“Was not their mistake once more bred of the life of slavery that they had been living?—a life which was always looking upon everything, except mankind, animate and inanimate—‘nature,’ as people used to call it—as one thing, and mankind as another, it was natural to people thinking in this way, that they should try to make ‘nature’ their slave, since they thought ‘nature’ was something outside them” — William Morris


Sunday, April 22, 2012

My Talk "Dark Ecology" at Activating the Medium



Short and sweet. What an incredible gift this evening was. I hold that art should be a little bit evil and this was it! Perfect way to start the Earth Day (un)celebration...
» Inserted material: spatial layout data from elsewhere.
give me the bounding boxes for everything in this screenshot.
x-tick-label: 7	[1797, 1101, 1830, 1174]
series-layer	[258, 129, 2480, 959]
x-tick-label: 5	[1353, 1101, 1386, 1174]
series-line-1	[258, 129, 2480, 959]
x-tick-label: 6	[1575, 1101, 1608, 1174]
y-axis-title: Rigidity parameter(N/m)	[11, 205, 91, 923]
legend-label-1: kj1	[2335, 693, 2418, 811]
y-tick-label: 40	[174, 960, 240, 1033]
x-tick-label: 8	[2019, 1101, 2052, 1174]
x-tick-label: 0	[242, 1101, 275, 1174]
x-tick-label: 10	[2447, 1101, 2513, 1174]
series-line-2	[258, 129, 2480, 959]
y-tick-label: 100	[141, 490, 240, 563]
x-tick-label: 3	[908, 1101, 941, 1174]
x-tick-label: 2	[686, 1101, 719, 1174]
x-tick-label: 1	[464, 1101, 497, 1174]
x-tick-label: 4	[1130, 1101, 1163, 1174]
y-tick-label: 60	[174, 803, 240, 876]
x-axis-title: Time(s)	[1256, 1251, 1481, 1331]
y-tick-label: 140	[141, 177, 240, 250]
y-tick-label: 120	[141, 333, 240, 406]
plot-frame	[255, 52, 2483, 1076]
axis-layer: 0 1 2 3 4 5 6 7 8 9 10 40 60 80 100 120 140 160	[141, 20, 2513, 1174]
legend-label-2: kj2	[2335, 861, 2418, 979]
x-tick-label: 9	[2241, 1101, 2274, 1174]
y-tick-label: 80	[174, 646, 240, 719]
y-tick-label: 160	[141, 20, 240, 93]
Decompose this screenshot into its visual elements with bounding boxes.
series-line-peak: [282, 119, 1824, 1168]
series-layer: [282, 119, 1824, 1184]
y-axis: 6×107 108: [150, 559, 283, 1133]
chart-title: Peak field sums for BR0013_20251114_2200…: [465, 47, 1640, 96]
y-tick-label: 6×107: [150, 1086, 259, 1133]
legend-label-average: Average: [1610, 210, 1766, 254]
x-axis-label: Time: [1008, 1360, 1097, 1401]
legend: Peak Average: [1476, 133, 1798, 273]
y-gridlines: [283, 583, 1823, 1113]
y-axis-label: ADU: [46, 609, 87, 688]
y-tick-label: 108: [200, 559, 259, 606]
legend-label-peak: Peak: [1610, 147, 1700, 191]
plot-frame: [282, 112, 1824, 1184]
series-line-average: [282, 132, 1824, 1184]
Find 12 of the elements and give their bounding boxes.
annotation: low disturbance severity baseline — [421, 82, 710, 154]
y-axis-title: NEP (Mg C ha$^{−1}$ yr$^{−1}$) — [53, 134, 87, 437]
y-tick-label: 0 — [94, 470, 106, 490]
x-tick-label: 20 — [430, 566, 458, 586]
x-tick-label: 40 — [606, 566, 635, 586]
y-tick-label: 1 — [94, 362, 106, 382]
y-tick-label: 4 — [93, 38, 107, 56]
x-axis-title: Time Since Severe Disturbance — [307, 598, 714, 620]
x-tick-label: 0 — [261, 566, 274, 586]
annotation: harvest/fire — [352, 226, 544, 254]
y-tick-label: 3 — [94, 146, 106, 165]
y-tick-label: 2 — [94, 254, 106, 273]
I ran my new line of argument—it seemed to go down okay. Nothing like as good as the music though. 

2 comments:

medieninitiative said...

Very nice and to the point. Thanks for posting this. One question, though: how does the notion that ecological awareness consists in the realization of connectedness in a world in which "there are no clear boundaries" (as I believe you put it here) square with the ontology of objects, which, as I understand it, is an ontology of clear boundaries par excellence? (Please note: I'm genuinely interested in your answer to this, and I have no hidden agenda in asking.) It does seem, though, that a lot of the disagreements over processual or relational as opposed to object-oriented ontologies turns precisely on this question of whether entities are clearly parsed on a metaphysical level. Sometimes it seems that the debates turn to epistemological questions of whether we can see or know the world as having or not having clear boundaries around the objects that populate it, but it seems you are saying that our current ecological realizations, i.e. epistemological and/or affective events, are indeed indexed to an ontological situation in which a lack of clear boundaries obtains. Does this only apply to boundaries between human, animal, and other nonhuman agencies, or does it also apply to inter-object relations? If the latter, doesn't it make sense to say that the debates over processes vs objects are in a sense undecidable, or that these determinations depend on some sort of non-foundational perspectival selections, which need not be mutually exclusive? I'm just thinking through options here, and I'm really interested to hear your response. Also looking forward to hearing your talk at the Nonhuman Turn conference in Milwaukee!
Best,
Shane Denson

Henry Warwick said...

Cool - Jim Haynes is great - I've known him for years. Great to know all this happened. Yay! And great slate of music!